Les résultats du projet permettront d’identifier les insectes européens et Australiens représentant un risque de transmission de la bactérie et donc les espèces pour lesquelles une surveillance particulière est requise. Le projet repose sur des missions de terrain en France et en Australie. Les échantillons, les données morphologiques et les barcodes obtenus dans le cadre du projet seront versés dans la base de données arthemis gérée par l’unité CBGP et interrogeable à distance (blast). L’ajout des vecteurs potentiels de X. fastidiosa provenant d’Australie, permettra d’améliorer nos capacités de détection en cas d’incursion de vecteurs potentiels originaires d’Australasie en Europe/France.

Le projet comporte deux volets complémentaires :

  • Evaluation des vecteurs Européens présents sur la plante australienne (échantillonnage en France)
  • Evaluation des vecteurs potentiels Australiens présents sur plantes australiennes et sur plantes d’origine européenne (échantillonnage en Australie)
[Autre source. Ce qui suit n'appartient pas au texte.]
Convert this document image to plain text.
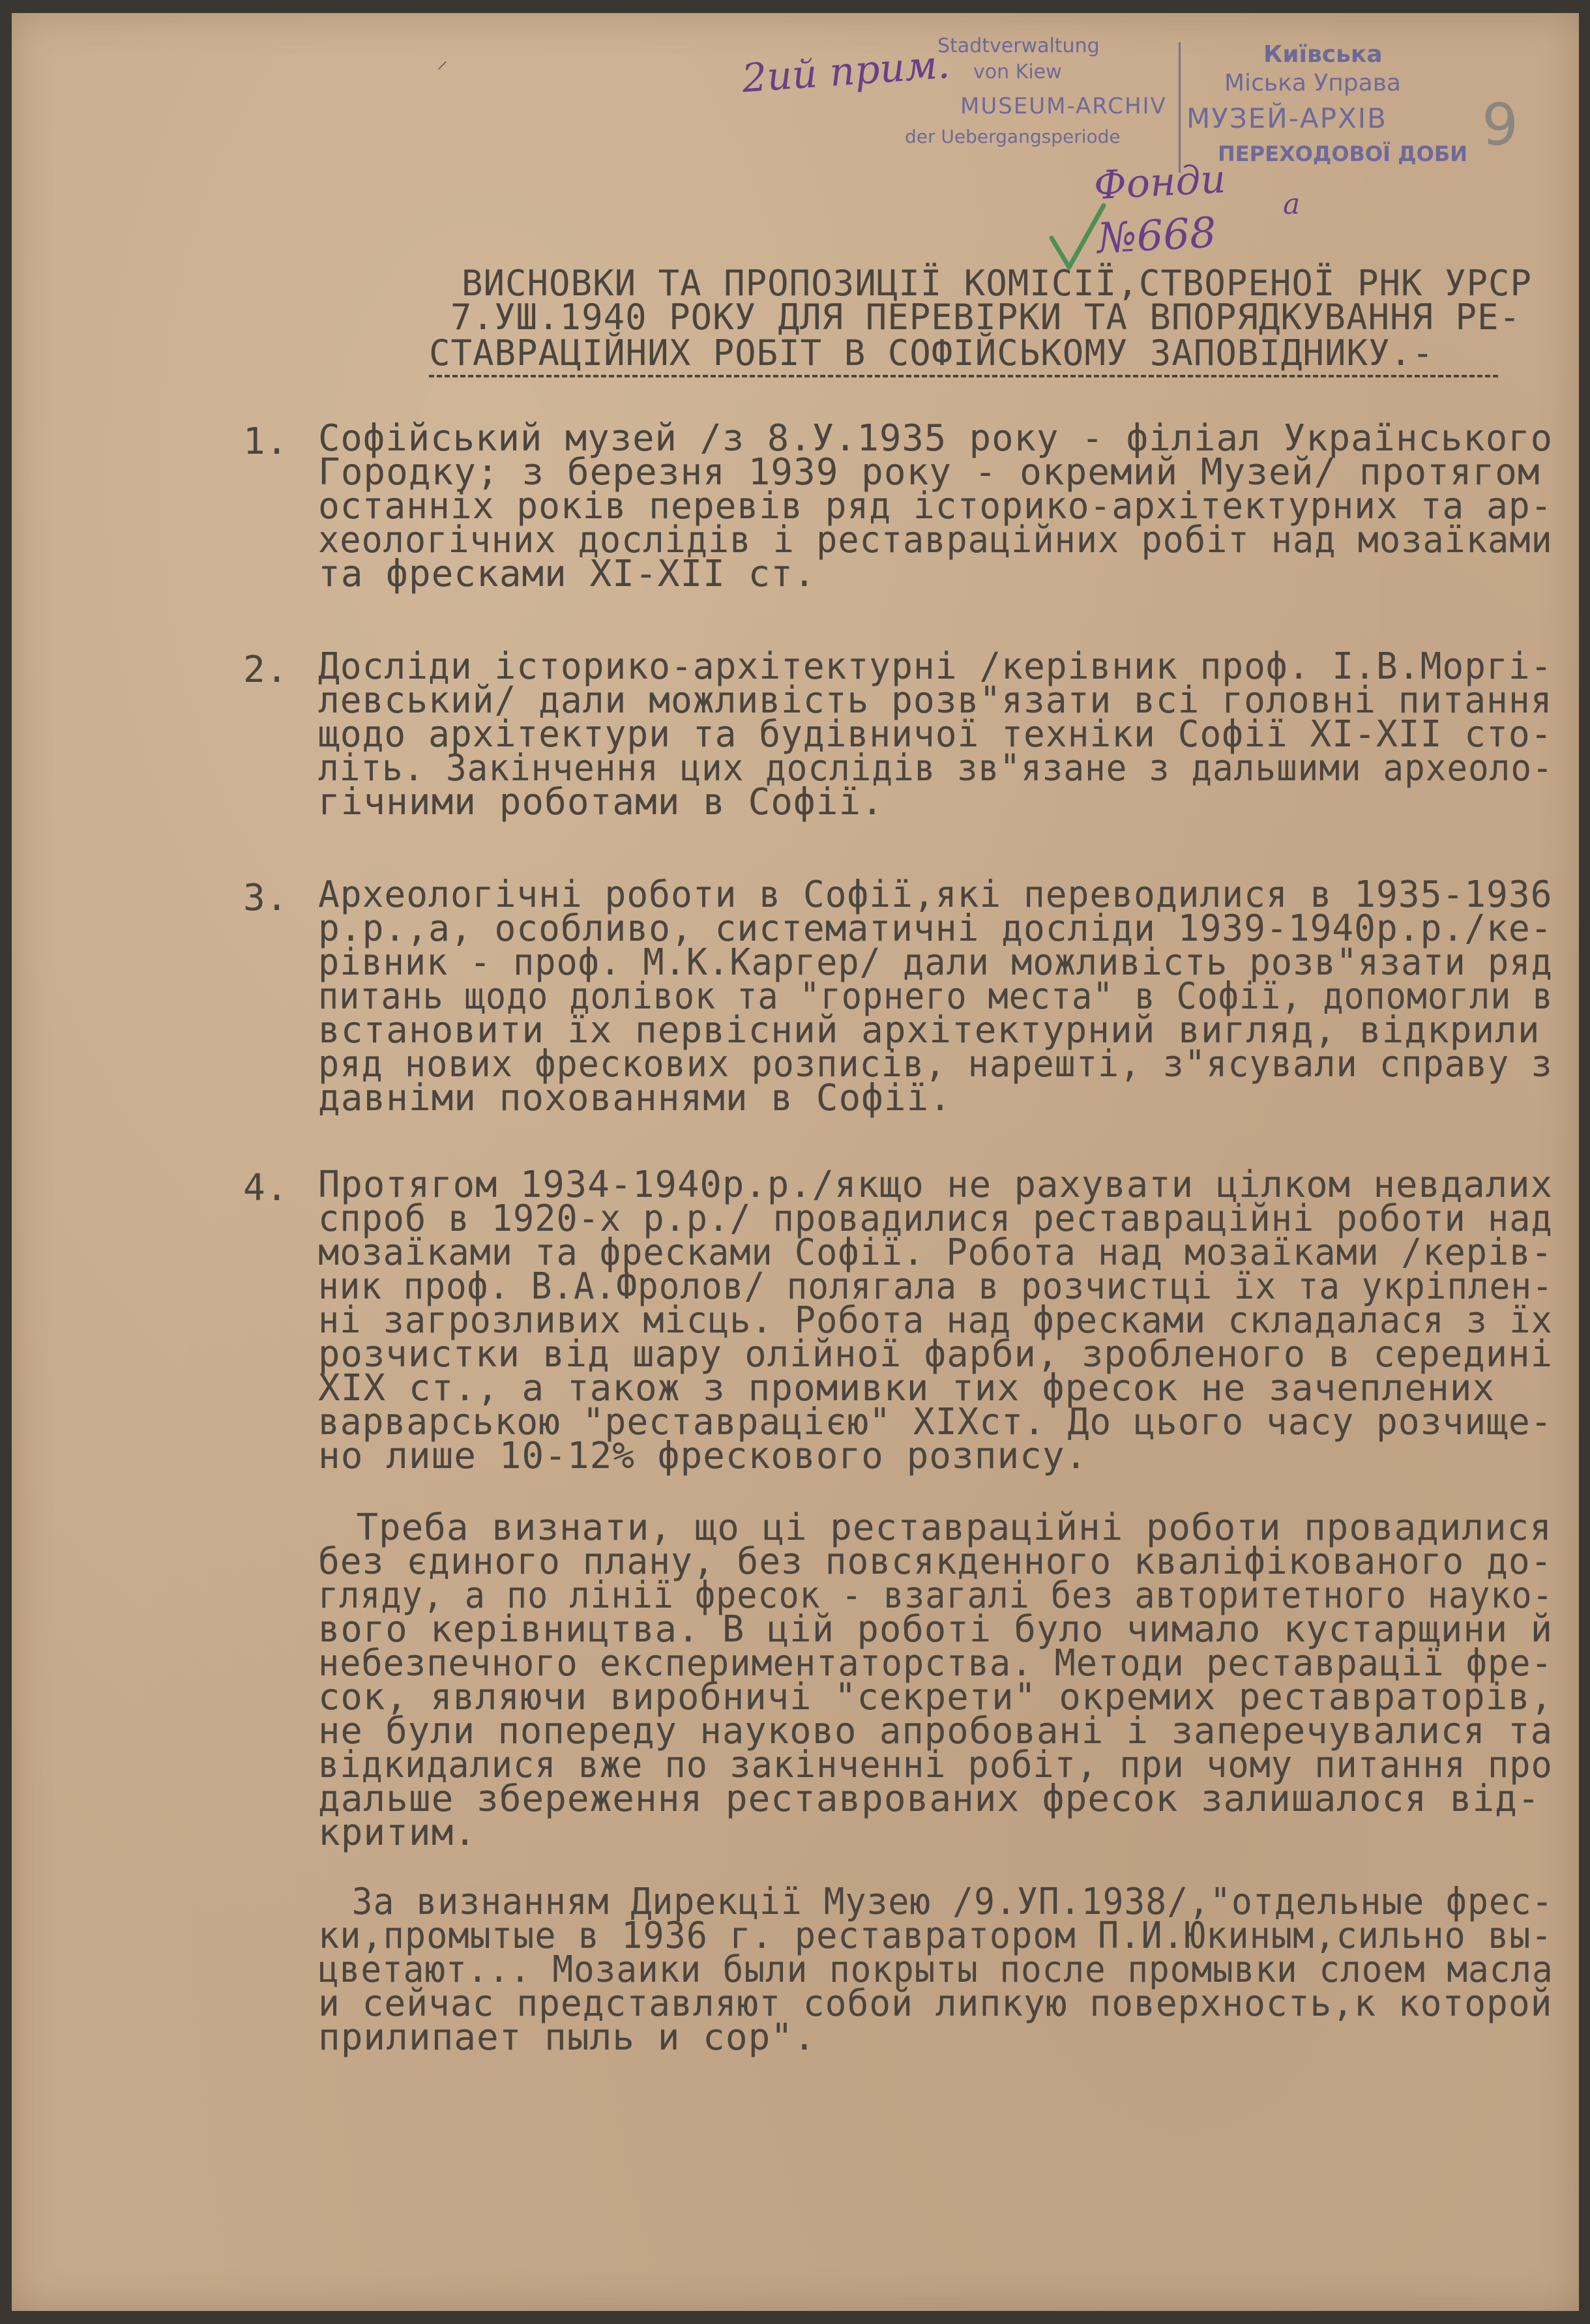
Stadtverwaltung
von Kiew
MUSEUM-ARCHIV
der Uebergangsperiode
Київська
Міська Управа
МУЗЕЙ-АРХІВ
ПЕРЕХОДОВОЇ ДОБИ
2ий прим.
9
Фонди а
№668
⸝
ВИСНОВКИ ТА ПРОПОЗИЦІЇ КОМІСІЇ,СТВОРЕНОЇ РНК УРСР
7.УШ.1940 РОКУ ДЛЯ ПЕРЕВІРКИ ТА ВПОРЯДКУВАННЯ РЕ-
СТАВРАЦІЙНИХ РОБІТ В СОФІЙСЬКОМУ ЗАПОВІДНИКУ.-
1. Софійський музей /з 8.У.1935 року - філіал Українського
Городку; з березня 1939 року - окремий Музей/ протягом
останніх років перевів ряд історико-архітектурних та ар-
хеологічних дослідів і реставраційних робіт над мозаїками
та фресками XI-XII ст.
2. Досліди історико-архітектурні /керівник проф. І.В.Моргі-
левський/ дали можливість розв"язати всі головні питання
щодо архітектури та будівничої техніки Софії XI-XII сто-
літь. Закінчення цих дослідів зв"язане з дальшими археоло-
гічними роботами в Софії.
3. Археологічні роботи в Софії,які переводилися в 1935-1936
р.р.,а, особливо, систематичні досліди 1939-1940р.р./ке-
рівник - проф. М.К.Каргер/ дали можливість розв"язати ряд
питань щодо долівок та "горнего места" в Софії, допомогли в
встановити їх первісний архітектурний вигляд, відкрили
ряд нових фрескових розписів, нарешті, з"ясували справу з
давніми похованнями в Софії.
4. Протягом 1934-1940р.р./якщо не рахувати цілком невдалих
спроб в 1920-х р.р./ провадилися реставраційні роботи над
мозаїками та фресками Софії. Робота над мозаїками /керів-
ник проф. В.А.Фролов/ полягала в розчистці їх та укріплен-
ні загрозливих місць. Робота над фресками складалася з їх
розчистки від шару олійної фарби, зробленого в середині
XIX ст., а також з промивки тих фресок не зачеплених
варварською "реставрацією" XIXст. До цього часу розчище-
но лише 10-12% фрескового розпису.
Треба визнати, що ці реставраційні роботи провадилися
без єдиного плану, без повсякденного кваліфікованого до-
гляду, а по лінії фресок - взагалі без авторитетного науко-
вого керівництва. В цій роботі було чимало кустарщини й
небезпечного експериментаторства. Методи реставрації фре-
сок, являючи виробничі "секрети" окремих реставраторів,
не були попереду науково апробовані і заперечувалися та
відкидалися вже по закінченні робіт, при чому питання про
дальше збереження реставрованих фресок залишалося від-
критим.
За визнанням Дирекції Музею /9.УП.1938/,"отдельные фрес-
ки,промытые в 1936 г. реставратором П.И.Юкиным,сильно вы-
цветают... Мозаики были покрыты после промывки слоем масла
и сейчас представляют собой липкую поверхность,к которой
прилипает пыль и сор".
2 Echantillonnage en France

2.1 Méthodes

L’échantillonnage des insectes vecteurs de X. fastidiosa présents sur des plantes australiennes cultivées en France a été réalisé à l’Unité Expérimentale de la Villa Thuret (UEVT, INRAE) (Antibes, Alpes-Maritimes, France) dirigée par Gildas Gâteblé. Le jardin botanique de la villa Thuret a été créé en 1857 et est géré par INRAE depuis 1946. Ce jardin comporte un millier d’espèces végétales, dont de nombreuses espèces australiennes. Le jardin ayant été créé en 1857 et sachant que de nombreuses espèces végétales y ont été plantées il y a plusieurs décennies, les insectes capables de s’en nourrir ont une bonne probabilité d’avoir été recrutés. Les insectes cible comprennent des vecteurs potentiels européens connus ainsi que des espèces nouvellement introduites en Europe telles que les Cicadellidae américains Draeculacephala robinsoni Hamilton, 1967.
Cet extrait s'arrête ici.